IL TAVOLO AL DICASTERO PER LE TELEMATICHE
Poi Bernini è entrata nel merito della questione: “Le università in presenza e le università telematiche devono avere la stessa modalità di regolamentazione, tenendo conto delle specifiche di contesto”.
“La didattica in presenza – ha sottolineato la responsabile del dicastero – non è come la didattica a distanza: proprio per questo motivo abbiamo fortemente voluto e creato, presso il Ministero dell’università e della ricerca, un tavolo di lavoro che ricomprende le università telematiche la Presidente della Conferenza dei rettori delle università italiane, il Consiglio universitario nazionale e l’Anvur, in cui stiamo dando regole comuni a tutte le università in modo da fare l’unica cosa che il Ministero deve assolutamente fare: garantire la qualità dell’offerta formativa a tutti, per tutti, con ogni modalità di erogazione dell’offerta didattica”.
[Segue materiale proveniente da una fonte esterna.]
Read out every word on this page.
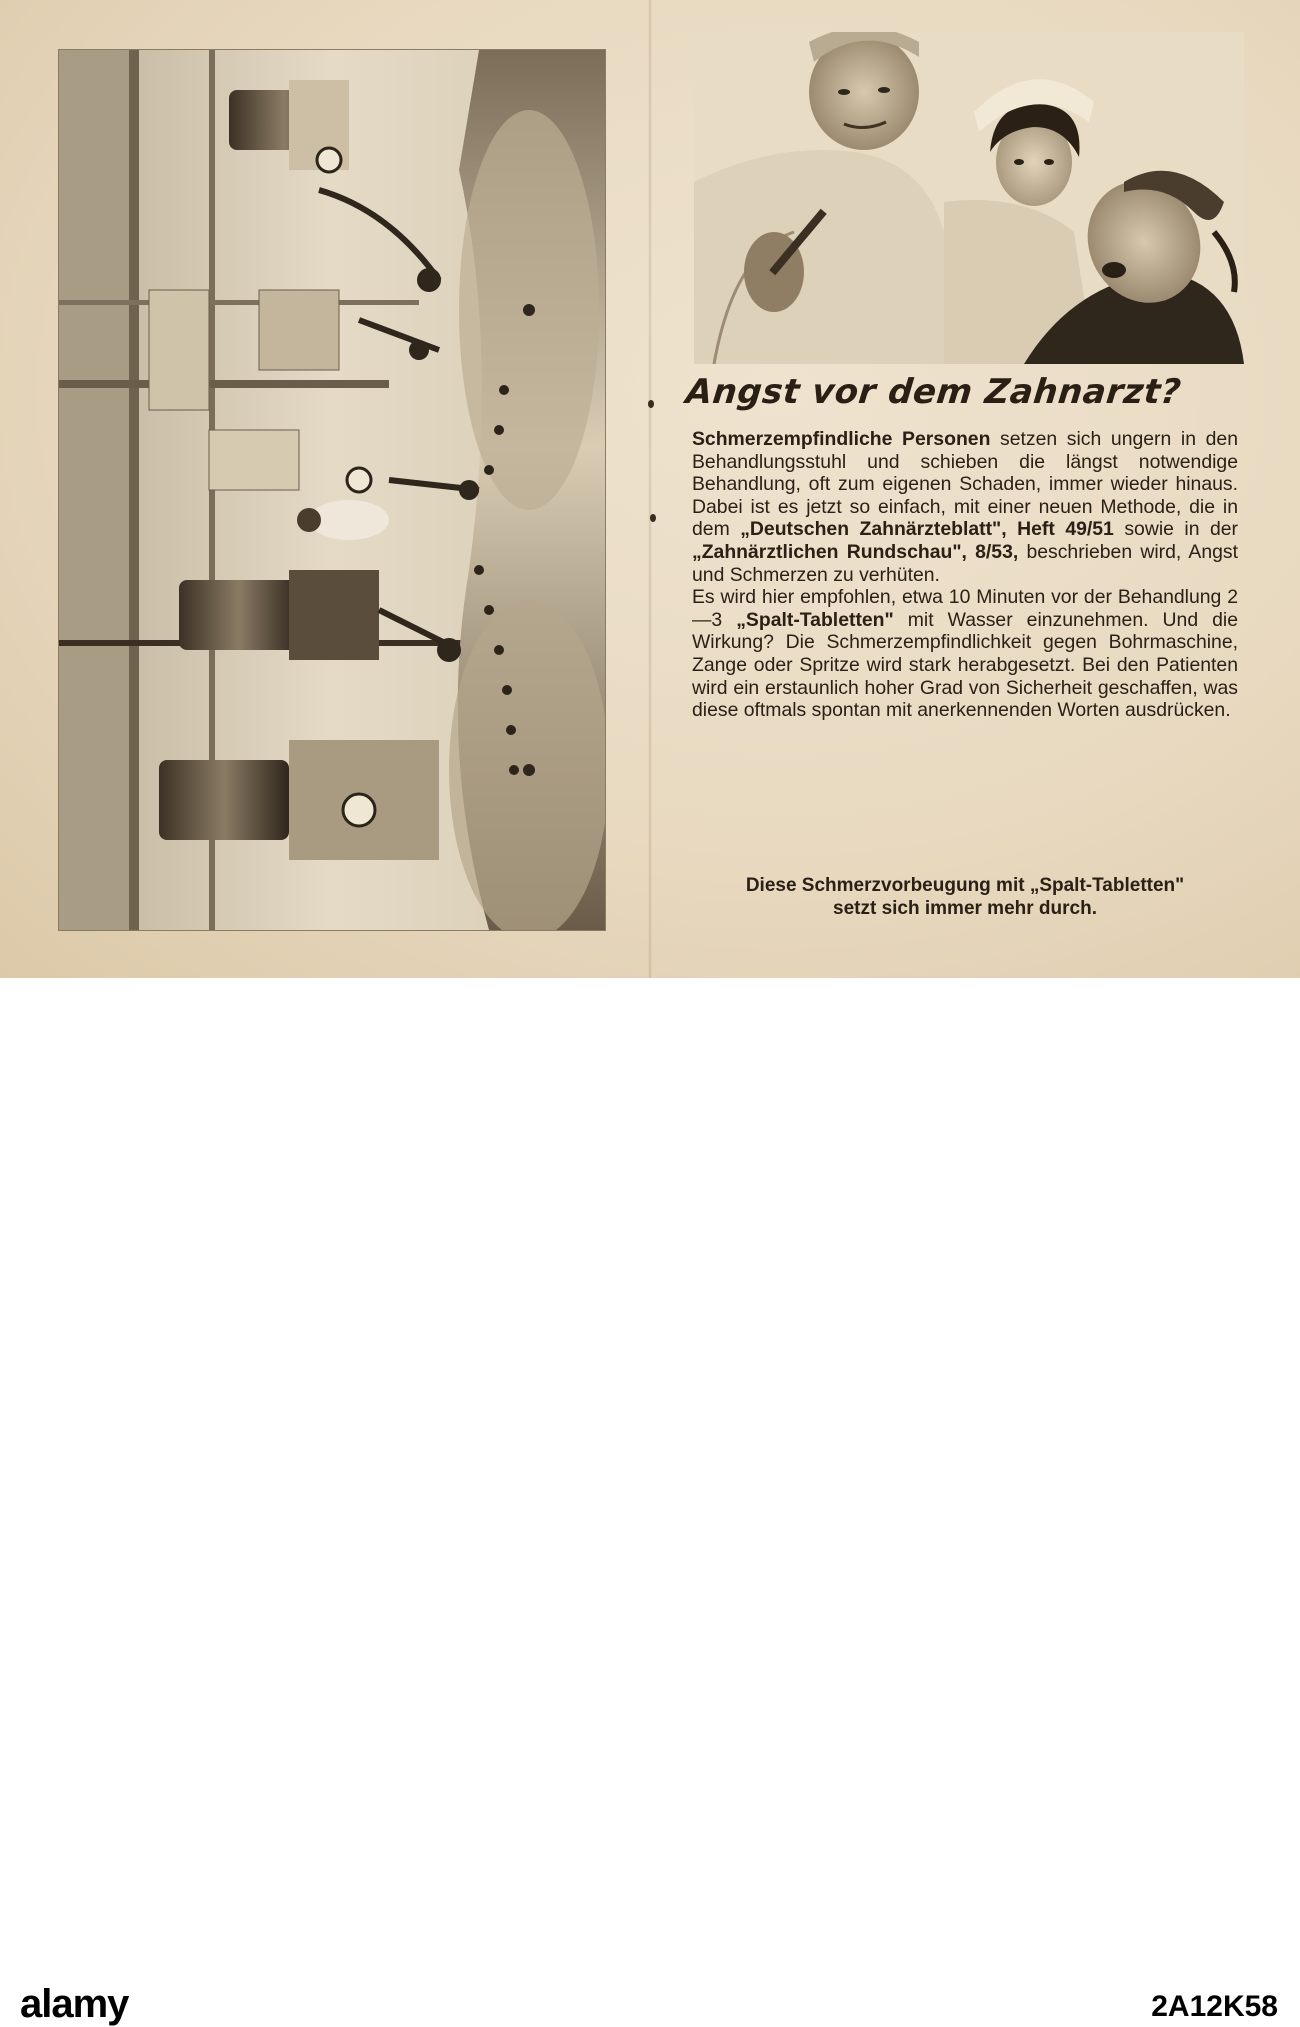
Angst vor dem Zahnarzt?

Schmerzempfindliche Personen setzen sich ungern in den Behandlungsstuhl und schieben die längst notwendige Behandlung, oft zum eigenen Schaden, immer wieder hinaus. Dabei ist es jetzt so einfach, mit einer neuen Methode, die in dem „Deutschen Zahnärzteblatt", Heft 49/51 sowie in der „Zahnärztlichen Rundschau", 8/53, beschrieben wird, Angst und Schmerzen zu verhüten.

Es wird hier empfohlen, etwa 10 Minuten vor der Behandlung 2—3 „Spalt-Tabletten" mit Wasser einzunehmen. Und die Wirkung? Die Schmerzempfindlichkeit gegen Bohrmaschine, Zange oder Spritze wird stark herabgesetzt. Bei den Patienten wird ein erstaunlich hoher Grad von Sicherheit geschaffen, was diese oftmals spontan mit anerkennenden Worten ausdrücken.

Diese Schmerzvorbeugung mit „Spalt-Tabletten"
setzt sich immer mehr durch.
alamy	2A12K58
“Il Ministero dell’università non è l’Antitrust – ha ancora aggiunto la titolare del dicastero sottolineando che “non deve regolare i rapporti tra università telematiche o tra università telematiche e università in presenza; deve fare una cosa fondamentale, che è quella che ci impegniamo a fare con tutte le nostre forze: garantire, a vantaggio delle studentesse e degli studenti, la qualità dell’offerta formativa”.
“Gli esiti di questo tavolo – la promessa di Bernini – ricomprenderanno sia le università in presenza, sia le università a distanza, calcolando che il modello verso cui stiamo andando è un modello blended (misto), dove, per esigenze che evidentemente si manifestano per i numeri che lei ha giustamente evidenziato, anche le università in presenza devono dare risposta a questo ambito di richiesta.”
UNIVERSITÀ TELEMATICHE O SOCIETÀ DI CAPITALI?
Una risposta che però non sembra soddisfare l’opposizione, a giudicare dalla replica della senatrice dem D’Elia: “Nelle dovute differenze, noi abbiamo bisogno che le regole siano veramente applicate. Sono emerse troppe criticità riguardanti le università telematiche. Citavo il caso degli esami, che andrebbero fatti comunque sempre in presenza”.
“Queste università – la chiosa polemica – sono diventate società di capitali, sono state acquistate da fondi di investimenti stranieri. C’è un tema riguardante il profitto, che può confliggere con la qualità della didattica, e su questo noi dobbiamo assolutamente vigilare”.
La partita parlamentare sulle università telematiche insomma è solo agli inizi.